A versatile collaboration of reflective forms, Larry Bell’s Improvisational Maquette sculptures (1987) mark a defining moment in the artist's career by introducing on an intimate scale the grand spatial ideas that characterize the artist’s holistic practice. Bell removes the interior scene from the picture plane to set it in physical space, relying all the while on his vacuum-coating technique to transform particles of free, available light into priceless glimpses of the sublime.
Initially seduced by the essential architecture of his LA studio, Bell fell captive to the sensuality of a corner – that democratic, all-inclusive right angle that snatches light, twists it around and propels it back into space.
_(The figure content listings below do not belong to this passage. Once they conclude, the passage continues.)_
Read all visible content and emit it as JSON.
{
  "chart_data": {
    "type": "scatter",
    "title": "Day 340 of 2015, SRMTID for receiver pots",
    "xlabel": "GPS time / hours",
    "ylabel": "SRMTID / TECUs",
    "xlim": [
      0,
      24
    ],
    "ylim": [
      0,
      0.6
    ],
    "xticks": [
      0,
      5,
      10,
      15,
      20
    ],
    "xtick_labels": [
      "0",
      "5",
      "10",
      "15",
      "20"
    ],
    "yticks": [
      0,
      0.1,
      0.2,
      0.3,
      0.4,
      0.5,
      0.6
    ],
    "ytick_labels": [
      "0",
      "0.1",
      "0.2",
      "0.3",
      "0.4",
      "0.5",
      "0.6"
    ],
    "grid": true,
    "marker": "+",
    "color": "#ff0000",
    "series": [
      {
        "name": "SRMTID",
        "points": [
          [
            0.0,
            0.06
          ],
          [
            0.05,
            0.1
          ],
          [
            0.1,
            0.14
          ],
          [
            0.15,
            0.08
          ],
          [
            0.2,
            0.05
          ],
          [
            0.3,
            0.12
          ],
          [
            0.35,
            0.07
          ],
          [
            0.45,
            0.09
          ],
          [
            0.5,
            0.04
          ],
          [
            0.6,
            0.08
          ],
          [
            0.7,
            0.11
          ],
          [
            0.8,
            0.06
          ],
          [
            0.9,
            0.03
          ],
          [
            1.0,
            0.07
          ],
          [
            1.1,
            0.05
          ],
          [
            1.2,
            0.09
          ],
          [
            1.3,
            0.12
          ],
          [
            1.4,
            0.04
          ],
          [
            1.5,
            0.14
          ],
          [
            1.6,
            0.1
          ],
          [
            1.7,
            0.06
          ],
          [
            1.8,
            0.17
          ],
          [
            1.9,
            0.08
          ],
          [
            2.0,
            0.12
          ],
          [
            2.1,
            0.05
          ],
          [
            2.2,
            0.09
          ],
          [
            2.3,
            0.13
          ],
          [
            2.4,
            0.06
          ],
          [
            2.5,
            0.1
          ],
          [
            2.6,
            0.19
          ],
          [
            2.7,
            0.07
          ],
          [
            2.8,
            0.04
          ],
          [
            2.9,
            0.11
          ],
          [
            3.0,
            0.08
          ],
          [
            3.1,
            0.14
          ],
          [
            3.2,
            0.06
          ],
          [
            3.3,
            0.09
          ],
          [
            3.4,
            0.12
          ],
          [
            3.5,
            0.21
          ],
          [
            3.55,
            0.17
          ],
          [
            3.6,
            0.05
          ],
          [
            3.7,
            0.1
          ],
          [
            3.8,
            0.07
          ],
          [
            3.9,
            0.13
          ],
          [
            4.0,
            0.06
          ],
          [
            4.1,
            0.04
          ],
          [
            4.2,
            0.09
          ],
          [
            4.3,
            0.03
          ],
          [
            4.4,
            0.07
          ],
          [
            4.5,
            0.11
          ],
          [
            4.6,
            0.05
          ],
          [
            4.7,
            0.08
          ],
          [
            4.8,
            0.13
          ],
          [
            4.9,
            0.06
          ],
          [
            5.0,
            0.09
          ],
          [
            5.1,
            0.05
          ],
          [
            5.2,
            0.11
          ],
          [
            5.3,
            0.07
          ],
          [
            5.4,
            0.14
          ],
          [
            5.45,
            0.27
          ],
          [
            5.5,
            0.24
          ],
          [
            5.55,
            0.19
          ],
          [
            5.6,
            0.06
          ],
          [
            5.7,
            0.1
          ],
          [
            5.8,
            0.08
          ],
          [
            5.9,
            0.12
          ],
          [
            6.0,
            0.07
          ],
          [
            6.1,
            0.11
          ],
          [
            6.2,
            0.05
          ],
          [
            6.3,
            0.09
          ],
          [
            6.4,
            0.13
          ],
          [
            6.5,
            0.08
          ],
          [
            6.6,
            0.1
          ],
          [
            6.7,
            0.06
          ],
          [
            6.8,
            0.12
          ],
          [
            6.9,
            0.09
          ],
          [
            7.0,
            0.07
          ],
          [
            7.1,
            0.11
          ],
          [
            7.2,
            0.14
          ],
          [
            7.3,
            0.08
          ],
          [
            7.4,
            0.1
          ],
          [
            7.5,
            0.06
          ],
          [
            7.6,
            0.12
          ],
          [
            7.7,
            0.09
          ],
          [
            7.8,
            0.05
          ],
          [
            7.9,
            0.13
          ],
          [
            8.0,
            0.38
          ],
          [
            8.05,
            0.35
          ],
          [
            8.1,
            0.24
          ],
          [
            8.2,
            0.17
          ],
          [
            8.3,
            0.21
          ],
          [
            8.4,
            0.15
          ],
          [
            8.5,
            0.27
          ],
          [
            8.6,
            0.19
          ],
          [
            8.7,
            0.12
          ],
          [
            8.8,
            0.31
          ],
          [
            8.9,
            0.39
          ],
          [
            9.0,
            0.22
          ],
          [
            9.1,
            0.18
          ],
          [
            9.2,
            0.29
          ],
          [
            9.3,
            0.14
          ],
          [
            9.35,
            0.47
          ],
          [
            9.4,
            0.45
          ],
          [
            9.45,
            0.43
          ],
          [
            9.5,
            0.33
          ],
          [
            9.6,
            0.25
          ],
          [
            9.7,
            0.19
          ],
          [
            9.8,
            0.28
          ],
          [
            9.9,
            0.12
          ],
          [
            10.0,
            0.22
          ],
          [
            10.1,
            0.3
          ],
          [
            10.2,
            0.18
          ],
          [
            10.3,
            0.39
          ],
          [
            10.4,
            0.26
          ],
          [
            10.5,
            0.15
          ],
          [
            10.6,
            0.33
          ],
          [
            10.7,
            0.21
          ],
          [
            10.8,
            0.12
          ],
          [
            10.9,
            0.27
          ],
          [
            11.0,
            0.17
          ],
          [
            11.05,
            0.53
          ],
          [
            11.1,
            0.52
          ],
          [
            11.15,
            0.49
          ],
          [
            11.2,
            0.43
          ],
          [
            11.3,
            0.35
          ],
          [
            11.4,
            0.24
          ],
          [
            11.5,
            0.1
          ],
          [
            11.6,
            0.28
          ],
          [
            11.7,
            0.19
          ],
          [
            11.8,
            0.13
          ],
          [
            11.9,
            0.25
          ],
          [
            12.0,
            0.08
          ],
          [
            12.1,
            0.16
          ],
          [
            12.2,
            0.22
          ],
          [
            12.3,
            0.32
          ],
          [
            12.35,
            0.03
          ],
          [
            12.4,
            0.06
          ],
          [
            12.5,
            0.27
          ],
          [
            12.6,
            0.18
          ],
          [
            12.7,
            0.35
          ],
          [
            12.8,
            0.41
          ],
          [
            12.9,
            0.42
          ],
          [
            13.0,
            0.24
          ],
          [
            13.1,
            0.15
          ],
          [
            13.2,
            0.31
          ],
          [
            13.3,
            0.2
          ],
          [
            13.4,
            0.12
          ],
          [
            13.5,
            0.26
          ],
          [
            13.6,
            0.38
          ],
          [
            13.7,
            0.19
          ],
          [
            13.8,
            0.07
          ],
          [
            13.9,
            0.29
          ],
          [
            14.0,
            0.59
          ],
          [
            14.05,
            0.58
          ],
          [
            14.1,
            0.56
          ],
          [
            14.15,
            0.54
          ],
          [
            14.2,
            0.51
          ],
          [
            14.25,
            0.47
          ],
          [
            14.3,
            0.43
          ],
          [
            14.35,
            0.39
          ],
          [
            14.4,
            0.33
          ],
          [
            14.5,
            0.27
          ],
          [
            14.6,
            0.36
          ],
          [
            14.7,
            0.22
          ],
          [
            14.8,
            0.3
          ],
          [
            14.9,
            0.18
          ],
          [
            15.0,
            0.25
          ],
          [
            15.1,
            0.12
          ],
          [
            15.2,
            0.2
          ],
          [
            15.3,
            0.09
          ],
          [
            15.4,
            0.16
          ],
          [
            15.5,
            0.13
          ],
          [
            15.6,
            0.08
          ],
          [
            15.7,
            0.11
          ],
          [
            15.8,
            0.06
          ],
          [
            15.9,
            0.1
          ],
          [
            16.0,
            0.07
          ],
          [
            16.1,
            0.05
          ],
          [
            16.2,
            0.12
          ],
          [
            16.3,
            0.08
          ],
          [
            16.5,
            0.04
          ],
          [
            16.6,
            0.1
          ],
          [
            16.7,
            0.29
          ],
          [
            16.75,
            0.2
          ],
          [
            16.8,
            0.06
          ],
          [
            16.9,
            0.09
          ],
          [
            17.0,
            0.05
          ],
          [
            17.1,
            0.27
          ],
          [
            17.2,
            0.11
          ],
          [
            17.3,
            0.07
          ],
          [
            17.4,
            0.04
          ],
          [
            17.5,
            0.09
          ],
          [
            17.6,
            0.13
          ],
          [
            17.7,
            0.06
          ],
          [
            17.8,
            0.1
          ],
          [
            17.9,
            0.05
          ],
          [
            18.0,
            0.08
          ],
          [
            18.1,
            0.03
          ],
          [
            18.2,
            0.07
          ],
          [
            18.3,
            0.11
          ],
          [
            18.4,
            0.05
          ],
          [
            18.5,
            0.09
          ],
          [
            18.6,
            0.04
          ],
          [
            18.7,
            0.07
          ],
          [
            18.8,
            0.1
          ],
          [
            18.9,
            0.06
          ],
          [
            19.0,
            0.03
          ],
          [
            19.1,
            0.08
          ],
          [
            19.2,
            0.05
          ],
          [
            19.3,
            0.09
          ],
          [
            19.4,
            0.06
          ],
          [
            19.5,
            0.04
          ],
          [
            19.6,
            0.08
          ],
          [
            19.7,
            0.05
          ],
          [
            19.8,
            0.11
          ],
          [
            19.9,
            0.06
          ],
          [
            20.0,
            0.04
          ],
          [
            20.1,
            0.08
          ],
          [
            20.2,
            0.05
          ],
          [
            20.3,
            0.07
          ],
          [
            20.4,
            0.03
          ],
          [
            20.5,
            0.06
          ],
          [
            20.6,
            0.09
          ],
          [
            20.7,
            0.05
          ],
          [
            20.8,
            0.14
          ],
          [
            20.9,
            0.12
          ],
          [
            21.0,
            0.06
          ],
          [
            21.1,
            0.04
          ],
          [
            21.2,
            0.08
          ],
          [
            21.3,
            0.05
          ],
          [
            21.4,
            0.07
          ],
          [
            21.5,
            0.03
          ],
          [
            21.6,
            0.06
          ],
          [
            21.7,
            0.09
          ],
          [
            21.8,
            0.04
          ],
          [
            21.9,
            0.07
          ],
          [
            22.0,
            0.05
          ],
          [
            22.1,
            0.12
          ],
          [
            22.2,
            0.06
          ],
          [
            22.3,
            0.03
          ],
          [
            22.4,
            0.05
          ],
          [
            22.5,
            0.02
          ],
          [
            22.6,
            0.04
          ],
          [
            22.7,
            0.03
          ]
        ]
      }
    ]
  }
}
Having first rendered in two dimensions what only exists in three, Bell moved on from painting to his famed Cube series, turning to glass because of its accessibility and unique interactions with light. The coating process, self-taught from an esoteric manual and a few professional hints, evaporates chemicals in a vacuum chamber and subsequently reconstitutes them on the surface of the glass. The resulting gradient depends entirely on the chemical reacting to the loss of oxygen in the air, and the ever-curious Bell has expertly refined his understanding of these pseudo-sci-fi materials.
When the cubes became too restrictive, however, Bell went the only direction that made sense – outward. By opening up the cube into its constituent parts, Bell tested the boundaries not only of material but of the environment as a whole, making works as large as he could manage with his limited studio resources. Improv #1, debuted at the University of Nebraska’s Sheldon Memorial Art Gallery in 1983, marked a key turning point for the artist as his first work without a defined configuration. The present works, insofar as they may be arranged together at will or displayed separately, pay elegant, fractal homage to the artist’s spirit of spontaneity, without which Bell would have remained trapped inside his cube’s four walls forever.